Are Ralph Lauren serious - surely these pic are meant to be an ironic jab at the fashion industry, no?! They couldn't be serious. I do wish I had known that airbrushing happened when I was younger, I seriously thought I should have flawless skin and endless legs. So letting girls know it goes on has got to be a good thing, and hats off to Britney.


Great article. I ran a photography studio for a few years and we always got asked to make people skinny/get rid of wrinkles etc. And it is incredible what you can do. I totally shudder looking at images from magazines which I think are SO obviously tweaked to within an inch of their life. Especially the skin images. I seriously thought when I was a teenager that my skin should look like that naturally. yeah! We've started early on the education of our children - a big discussion the other morning over Shreddies' claim that this box had their 'best recipe ever' inside. My 5 year old was wondering how this could possibly be true? Good question, I thought.
Thanks for the post. I think it's definitely a move in the right direction.

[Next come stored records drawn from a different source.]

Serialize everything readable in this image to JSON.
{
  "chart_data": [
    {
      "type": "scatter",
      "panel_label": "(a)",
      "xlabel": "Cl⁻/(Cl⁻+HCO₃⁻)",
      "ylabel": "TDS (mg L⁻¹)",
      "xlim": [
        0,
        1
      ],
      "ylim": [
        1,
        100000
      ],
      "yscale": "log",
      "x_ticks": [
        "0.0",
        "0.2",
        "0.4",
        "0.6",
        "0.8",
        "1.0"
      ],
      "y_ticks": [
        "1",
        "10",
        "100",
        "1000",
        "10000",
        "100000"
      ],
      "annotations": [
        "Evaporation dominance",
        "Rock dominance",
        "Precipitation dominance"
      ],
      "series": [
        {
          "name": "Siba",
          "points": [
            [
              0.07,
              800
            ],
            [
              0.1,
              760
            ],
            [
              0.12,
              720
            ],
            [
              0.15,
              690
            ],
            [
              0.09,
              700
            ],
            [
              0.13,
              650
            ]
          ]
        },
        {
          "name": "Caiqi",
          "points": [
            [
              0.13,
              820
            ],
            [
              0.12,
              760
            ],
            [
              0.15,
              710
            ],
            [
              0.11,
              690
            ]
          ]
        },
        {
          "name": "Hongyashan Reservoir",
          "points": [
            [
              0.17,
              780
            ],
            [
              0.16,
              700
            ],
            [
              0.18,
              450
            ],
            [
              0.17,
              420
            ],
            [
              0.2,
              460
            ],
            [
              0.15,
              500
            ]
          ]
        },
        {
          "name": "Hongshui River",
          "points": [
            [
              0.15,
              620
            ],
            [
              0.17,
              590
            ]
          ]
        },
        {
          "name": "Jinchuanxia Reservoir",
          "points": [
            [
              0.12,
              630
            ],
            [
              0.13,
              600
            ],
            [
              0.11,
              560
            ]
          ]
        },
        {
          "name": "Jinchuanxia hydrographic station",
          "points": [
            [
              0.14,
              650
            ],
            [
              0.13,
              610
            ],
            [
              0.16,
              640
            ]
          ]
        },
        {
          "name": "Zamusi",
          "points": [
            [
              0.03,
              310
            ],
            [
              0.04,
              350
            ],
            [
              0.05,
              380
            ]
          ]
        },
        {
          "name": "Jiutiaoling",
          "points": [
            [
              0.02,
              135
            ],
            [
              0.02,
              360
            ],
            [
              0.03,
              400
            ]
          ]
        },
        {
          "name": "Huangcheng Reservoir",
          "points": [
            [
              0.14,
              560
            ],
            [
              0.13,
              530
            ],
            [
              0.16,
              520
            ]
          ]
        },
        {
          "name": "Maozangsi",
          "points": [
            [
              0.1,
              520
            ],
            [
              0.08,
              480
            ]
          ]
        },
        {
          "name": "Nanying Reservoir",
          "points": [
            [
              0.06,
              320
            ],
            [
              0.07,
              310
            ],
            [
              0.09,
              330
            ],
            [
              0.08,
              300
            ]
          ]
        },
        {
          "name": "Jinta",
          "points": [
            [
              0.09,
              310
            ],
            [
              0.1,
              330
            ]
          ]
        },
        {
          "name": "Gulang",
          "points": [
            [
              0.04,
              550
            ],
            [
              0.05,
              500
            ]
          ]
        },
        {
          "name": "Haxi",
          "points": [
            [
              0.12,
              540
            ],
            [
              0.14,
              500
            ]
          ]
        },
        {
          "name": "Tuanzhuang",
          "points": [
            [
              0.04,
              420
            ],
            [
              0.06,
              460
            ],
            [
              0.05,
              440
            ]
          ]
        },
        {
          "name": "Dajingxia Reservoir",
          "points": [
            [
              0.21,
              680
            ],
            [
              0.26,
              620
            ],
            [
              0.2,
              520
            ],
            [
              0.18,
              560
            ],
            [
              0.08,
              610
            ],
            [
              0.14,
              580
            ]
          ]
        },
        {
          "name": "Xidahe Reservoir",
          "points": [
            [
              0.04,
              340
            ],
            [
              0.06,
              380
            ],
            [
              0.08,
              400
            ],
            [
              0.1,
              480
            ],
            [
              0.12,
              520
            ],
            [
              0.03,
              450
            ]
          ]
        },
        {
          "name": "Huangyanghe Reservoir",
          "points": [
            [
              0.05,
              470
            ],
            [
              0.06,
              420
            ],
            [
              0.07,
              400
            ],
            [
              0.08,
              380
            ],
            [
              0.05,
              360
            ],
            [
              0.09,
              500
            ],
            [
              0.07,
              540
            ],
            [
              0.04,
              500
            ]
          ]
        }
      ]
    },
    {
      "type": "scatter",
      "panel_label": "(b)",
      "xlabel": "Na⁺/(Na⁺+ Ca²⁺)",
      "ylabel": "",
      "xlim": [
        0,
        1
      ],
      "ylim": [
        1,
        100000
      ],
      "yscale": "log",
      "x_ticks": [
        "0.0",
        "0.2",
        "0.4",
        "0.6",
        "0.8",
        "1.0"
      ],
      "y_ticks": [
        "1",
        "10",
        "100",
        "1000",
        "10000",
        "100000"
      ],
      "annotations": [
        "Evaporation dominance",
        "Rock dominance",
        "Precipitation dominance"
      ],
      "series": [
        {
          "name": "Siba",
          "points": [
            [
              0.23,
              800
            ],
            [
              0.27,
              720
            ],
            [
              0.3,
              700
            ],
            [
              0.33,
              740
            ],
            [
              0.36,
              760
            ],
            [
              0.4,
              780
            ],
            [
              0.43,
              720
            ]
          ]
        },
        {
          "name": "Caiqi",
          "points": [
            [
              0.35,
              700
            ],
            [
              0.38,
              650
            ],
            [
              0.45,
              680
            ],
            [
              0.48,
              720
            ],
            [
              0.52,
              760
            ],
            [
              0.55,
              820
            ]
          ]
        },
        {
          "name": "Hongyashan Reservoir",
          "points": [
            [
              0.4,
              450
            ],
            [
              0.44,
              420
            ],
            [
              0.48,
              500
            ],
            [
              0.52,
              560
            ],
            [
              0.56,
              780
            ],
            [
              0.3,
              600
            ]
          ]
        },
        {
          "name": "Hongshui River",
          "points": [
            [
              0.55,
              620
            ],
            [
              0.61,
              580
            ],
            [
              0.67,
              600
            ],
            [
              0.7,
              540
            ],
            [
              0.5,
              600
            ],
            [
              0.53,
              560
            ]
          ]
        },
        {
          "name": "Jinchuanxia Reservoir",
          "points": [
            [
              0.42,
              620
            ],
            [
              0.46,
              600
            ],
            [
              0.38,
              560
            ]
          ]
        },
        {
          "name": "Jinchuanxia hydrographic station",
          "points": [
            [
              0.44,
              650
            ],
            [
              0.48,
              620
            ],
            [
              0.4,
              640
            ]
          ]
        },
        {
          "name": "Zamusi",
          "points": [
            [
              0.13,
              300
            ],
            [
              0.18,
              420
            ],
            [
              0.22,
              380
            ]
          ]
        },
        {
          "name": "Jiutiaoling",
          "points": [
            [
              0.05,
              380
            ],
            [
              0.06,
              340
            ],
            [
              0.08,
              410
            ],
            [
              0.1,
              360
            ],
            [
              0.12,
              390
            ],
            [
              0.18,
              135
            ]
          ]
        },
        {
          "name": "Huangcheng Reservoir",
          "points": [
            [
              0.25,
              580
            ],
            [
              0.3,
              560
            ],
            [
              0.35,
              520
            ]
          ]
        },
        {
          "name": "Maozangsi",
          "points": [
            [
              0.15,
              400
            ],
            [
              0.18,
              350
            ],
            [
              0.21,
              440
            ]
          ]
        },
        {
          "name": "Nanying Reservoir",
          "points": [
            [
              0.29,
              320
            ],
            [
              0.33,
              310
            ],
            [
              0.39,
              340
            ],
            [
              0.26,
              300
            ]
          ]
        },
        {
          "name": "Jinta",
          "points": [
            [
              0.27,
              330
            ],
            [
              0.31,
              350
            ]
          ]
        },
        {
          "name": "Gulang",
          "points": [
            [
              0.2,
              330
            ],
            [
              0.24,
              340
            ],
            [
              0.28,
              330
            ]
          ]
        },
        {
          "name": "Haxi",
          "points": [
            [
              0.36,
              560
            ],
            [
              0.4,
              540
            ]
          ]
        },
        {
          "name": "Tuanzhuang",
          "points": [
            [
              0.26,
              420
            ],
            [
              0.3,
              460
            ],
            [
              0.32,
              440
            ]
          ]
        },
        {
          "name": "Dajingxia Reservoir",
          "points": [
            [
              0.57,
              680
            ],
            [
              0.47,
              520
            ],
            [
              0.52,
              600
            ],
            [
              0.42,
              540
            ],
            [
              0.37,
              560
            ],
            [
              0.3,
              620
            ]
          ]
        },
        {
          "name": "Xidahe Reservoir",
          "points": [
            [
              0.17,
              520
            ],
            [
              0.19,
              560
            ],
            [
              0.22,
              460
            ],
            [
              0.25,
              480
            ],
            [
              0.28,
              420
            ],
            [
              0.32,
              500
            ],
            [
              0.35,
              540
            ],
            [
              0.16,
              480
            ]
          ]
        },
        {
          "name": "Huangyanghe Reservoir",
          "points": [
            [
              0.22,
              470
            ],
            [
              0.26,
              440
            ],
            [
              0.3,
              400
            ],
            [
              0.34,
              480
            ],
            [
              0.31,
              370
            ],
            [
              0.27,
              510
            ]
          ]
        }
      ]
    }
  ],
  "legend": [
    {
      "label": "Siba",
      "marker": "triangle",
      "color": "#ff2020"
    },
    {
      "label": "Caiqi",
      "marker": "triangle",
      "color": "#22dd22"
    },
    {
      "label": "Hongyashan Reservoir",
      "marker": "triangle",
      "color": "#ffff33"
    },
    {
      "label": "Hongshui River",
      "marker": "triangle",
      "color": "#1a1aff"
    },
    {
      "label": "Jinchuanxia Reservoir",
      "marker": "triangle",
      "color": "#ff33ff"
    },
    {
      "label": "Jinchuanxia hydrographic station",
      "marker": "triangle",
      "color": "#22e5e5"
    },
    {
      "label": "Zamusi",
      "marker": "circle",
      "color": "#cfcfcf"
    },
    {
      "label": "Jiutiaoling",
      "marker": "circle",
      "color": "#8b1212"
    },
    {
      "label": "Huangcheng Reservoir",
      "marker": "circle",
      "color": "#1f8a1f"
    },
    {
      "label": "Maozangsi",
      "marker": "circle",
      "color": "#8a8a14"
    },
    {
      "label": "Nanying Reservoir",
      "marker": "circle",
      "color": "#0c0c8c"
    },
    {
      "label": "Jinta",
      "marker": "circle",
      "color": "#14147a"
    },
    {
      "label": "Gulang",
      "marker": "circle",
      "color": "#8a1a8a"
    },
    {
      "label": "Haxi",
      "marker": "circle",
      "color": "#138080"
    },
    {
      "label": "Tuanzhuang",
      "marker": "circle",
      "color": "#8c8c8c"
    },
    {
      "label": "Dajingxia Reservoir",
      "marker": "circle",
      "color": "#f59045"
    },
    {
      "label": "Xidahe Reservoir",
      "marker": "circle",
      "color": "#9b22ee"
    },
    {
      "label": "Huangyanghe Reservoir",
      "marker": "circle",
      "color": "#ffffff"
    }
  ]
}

And I don't even like stick insects so much... They look sick.

Henrietta Pretty

YOu've lost 2 friends? so sorry.
common sense says that images that are doctored should be identified as such.
I am also always astounded that you can advertise a hair product and make out a model with hair extensions got that hair through using it. Or one with fake white teeth advertising a toothpaste. Surely, there should be some kind of small print around that? If we have all sorts of regulations around other forms of advertising e.g. financial services, why are they allowed to bare faced lie about the results of beauty products? After all they're falsely inciting you to buy them.
Great post


Heather Davis

There was a great "video" going around f/b awhile back that my daughter showed me. It should the various stages of transformation a model takes from the start of a photo-shot to the actual billboard. The two were not the same. It makes you wonder why they bother with real people at all. Equally as scary as the whole thinning down thing is the anti-aging messages coming from the media. As Paula says alien faces on some of these women! I think it is damaging to young girls who already face a mountain of self-doubt. My daughter who is 17 and a size 10 constantly refers to herself as fat. And recently I have see a number of young girls who are skeletal and it horrifies me. When will we look back on all this madness and go WTF?

Heather Davis

I meant to say "showed the various stages..." not should! Really must check my comments before hitting submit!